Television was once her only window on the world. Now Natascha Kampusch — still adjusting to life after spending eight and a half years in an underground cell — is starting an improbable new career as a TV talk show host.
Less than two years after staging a dramatic escape while her captor was distracted with a phone call, the young Austrian whose ordeal stunned people worldwide is going prime time.
Natascha Kampusch Meets ..., a chat show featuring local celebrities, debuts tomorrow evening on Puls4, a new private cable channel.
A Puls4 trailer shows Kampusch typing on a laptop computer, pouring herself a glass of mineral water and grinning as makeup artists give her a final touchup on the set. She wears her long blond hair down and sports a sweater and a floral-patterned skirt — both in purple, her favorite color.
But Kampusch, 20, is the first to acknowledge she’s an unlikely talk show host.
“So much has been written about me, and so many people want to know what it’s like to be on the other side” of the interviewer’s table, she told Austrian media this week.
Kampusch was a freckle-faced 10-year-old when she vanished while walking to school in Vienna in March 1998. Her abduction was Austria’s greatest unsolved criminal mystery until Aug. 23, 2006, when — pale, feeble and nearly blinded — she stumbled to freedom.

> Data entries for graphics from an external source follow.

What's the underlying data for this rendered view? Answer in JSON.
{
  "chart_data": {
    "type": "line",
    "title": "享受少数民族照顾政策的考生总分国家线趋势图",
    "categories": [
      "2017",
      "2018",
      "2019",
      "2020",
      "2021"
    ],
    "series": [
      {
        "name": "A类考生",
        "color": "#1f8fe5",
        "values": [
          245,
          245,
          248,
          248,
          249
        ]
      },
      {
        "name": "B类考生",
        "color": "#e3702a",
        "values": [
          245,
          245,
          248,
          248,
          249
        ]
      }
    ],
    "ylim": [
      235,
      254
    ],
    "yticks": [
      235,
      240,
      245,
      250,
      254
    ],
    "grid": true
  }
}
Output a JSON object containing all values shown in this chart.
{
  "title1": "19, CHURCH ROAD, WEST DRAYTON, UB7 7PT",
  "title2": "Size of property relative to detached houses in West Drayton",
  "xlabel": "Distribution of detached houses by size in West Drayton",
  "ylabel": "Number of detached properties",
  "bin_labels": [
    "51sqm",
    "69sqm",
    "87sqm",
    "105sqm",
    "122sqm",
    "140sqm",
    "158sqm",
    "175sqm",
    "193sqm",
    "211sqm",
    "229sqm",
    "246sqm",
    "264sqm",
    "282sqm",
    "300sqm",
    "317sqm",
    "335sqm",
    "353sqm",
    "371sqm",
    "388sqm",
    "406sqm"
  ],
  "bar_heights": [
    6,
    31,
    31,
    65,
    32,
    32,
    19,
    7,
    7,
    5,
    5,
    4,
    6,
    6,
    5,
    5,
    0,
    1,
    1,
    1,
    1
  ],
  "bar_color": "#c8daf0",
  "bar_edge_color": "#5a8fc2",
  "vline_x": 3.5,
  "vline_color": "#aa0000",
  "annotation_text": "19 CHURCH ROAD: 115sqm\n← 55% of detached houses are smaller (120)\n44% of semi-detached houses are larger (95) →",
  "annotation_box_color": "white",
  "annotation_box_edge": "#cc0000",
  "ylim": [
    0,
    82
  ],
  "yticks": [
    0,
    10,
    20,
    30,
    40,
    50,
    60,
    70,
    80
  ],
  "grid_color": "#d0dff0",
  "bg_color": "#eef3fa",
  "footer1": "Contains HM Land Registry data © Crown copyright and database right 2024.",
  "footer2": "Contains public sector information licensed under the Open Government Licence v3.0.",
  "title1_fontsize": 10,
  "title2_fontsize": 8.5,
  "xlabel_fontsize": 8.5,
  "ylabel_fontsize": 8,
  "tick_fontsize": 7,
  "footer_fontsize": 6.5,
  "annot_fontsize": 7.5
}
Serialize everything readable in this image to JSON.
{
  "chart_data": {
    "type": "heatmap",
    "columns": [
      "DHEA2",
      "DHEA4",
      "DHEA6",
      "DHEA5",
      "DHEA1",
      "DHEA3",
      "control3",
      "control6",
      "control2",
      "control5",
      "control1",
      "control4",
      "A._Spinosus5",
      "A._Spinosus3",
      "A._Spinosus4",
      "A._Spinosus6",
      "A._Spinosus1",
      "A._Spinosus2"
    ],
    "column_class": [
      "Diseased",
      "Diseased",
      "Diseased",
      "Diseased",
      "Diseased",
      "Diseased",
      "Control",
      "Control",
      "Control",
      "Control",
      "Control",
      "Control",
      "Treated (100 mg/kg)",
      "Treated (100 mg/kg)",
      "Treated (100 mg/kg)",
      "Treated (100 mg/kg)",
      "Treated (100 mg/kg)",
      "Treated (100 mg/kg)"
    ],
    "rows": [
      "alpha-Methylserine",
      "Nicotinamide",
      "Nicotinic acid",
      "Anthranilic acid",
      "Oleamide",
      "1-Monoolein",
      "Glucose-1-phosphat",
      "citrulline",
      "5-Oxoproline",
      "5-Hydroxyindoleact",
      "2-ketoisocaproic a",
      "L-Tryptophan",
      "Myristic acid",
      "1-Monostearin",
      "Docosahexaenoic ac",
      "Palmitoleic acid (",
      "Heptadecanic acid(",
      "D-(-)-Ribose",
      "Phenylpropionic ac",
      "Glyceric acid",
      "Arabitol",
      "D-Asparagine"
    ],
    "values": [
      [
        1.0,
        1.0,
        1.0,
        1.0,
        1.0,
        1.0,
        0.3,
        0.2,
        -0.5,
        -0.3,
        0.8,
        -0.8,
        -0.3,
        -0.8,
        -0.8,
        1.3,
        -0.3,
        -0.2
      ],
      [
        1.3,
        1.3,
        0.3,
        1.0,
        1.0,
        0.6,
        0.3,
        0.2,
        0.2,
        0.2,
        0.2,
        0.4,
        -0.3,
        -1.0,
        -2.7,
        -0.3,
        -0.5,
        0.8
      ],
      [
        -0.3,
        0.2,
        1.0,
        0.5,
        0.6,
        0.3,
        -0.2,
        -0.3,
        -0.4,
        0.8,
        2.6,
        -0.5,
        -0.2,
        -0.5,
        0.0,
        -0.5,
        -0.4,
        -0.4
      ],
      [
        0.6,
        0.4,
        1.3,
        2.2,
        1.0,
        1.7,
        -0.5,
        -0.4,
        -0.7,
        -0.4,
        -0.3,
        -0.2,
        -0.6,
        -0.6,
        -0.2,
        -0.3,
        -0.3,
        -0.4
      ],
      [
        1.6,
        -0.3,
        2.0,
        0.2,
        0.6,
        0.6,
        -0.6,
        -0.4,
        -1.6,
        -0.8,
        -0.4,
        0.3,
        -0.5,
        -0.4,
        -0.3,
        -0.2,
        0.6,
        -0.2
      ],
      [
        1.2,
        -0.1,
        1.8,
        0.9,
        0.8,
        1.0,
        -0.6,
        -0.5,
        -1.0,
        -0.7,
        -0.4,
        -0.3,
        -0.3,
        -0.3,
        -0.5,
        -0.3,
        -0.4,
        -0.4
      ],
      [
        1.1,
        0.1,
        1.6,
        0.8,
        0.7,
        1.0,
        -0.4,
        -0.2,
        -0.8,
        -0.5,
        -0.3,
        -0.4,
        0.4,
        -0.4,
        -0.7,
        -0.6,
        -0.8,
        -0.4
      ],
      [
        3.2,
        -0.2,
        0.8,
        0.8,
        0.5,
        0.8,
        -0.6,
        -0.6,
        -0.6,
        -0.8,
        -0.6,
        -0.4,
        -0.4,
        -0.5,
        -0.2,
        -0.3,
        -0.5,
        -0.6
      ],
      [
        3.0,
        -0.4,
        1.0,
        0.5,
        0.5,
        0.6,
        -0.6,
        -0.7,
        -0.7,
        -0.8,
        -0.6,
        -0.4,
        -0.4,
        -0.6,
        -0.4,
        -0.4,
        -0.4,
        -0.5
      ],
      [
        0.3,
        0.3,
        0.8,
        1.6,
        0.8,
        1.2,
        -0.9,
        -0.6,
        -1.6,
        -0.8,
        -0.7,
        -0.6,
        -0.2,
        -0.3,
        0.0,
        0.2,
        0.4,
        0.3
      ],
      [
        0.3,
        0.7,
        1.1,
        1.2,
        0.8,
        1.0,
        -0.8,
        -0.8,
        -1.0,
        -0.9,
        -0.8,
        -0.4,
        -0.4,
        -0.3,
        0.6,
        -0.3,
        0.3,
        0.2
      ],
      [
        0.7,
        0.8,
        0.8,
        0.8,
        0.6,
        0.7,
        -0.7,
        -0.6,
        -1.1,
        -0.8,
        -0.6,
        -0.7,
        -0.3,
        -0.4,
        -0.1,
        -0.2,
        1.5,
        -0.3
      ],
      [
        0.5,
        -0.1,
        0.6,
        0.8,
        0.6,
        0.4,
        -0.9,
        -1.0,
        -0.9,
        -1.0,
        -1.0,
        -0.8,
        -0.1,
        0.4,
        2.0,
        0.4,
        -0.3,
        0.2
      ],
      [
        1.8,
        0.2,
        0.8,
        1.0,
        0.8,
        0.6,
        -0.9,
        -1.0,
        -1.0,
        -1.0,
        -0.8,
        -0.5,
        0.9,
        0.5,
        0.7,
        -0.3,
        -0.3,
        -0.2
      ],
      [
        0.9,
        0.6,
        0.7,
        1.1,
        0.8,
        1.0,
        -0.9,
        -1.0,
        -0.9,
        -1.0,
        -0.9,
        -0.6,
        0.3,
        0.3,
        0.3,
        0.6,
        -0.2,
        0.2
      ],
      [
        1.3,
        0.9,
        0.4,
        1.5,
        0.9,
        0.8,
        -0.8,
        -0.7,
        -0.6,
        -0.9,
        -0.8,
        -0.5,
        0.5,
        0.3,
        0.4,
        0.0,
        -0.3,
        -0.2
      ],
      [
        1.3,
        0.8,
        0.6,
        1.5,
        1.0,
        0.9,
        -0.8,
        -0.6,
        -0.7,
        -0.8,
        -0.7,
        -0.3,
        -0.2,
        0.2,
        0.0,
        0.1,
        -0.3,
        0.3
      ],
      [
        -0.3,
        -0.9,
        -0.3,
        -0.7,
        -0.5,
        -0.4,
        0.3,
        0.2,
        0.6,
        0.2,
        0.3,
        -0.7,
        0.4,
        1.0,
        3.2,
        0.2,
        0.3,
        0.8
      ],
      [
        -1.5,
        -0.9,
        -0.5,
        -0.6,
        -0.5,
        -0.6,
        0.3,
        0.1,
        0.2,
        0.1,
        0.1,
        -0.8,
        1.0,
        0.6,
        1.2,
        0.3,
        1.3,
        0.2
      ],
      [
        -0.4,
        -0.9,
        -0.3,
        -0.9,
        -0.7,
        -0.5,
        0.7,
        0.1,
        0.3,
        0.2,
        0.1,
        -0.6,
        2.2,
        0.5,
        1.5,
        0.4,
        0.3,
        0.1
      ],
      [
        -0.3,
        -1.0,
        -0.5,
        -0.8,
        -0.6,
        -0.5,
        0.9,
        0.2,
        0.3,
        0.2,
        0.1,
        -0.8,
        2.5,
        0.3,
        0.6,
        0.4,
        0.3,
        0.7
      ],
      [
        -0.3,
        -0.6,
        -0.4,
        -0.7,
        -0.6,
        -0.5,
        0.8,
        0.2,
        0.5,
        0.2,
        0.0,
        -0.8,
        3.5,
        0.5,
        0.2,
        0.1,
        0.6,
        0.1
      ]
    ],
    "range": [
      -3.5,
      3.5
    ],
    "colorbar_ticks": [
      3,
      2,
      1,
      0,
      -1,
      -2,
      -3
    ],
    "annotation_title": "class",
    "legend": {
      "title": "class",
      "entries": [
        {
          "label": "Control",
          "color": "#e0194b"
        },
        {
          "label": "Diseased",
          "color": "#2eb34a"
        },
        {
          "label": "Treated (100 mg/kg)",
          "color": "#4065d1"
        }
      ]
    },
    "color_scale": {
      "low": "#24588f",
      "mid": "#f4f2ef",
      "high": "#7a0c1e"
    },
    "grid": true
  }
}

Within hours of her escape, kidnapper Wolfgang Priklopil — who had confined her to a cramped, dingy, windowless cell beneath his suburban home — committed suicide.
Kampusch, who was 18 when she escaped, drew fresh attention last month after a similar but even more horrific case surfaced in Austria.
Police allege that Josef Fritzl, 73, confessed to holding his daughter captive for 24 years in a windowless prison beneath his home and fathering seven children with her.
Kampusch has offered financial assistance to Fritzl’s alleged victims and said she wants to meet with his 42-year-old daughter, who was 18 when she was confined to the cellar.
Those who have closely followed Kampusch’s metamorphosis won’t be surprised at her new career: Since she resurfaced, she repeatedly said she was considering a job in journalism, even though she has no formal training and is still completing her high school education.
Kampusch was remarkably poised and articulate when — just two weeks after escaping — she gave her first nationally broadcast interview.
During her captivity, Kampusch was allowed to watch TV and videos, listen to the radio and read books in her cell.
Executives at Puls4 said they plan to air her talk show once a month. The show will be prerecorded rather than broadcast live.
As a host, she said she intends to engage her guests “very openly in front of the camera — and also reveal quite a lot about myself.”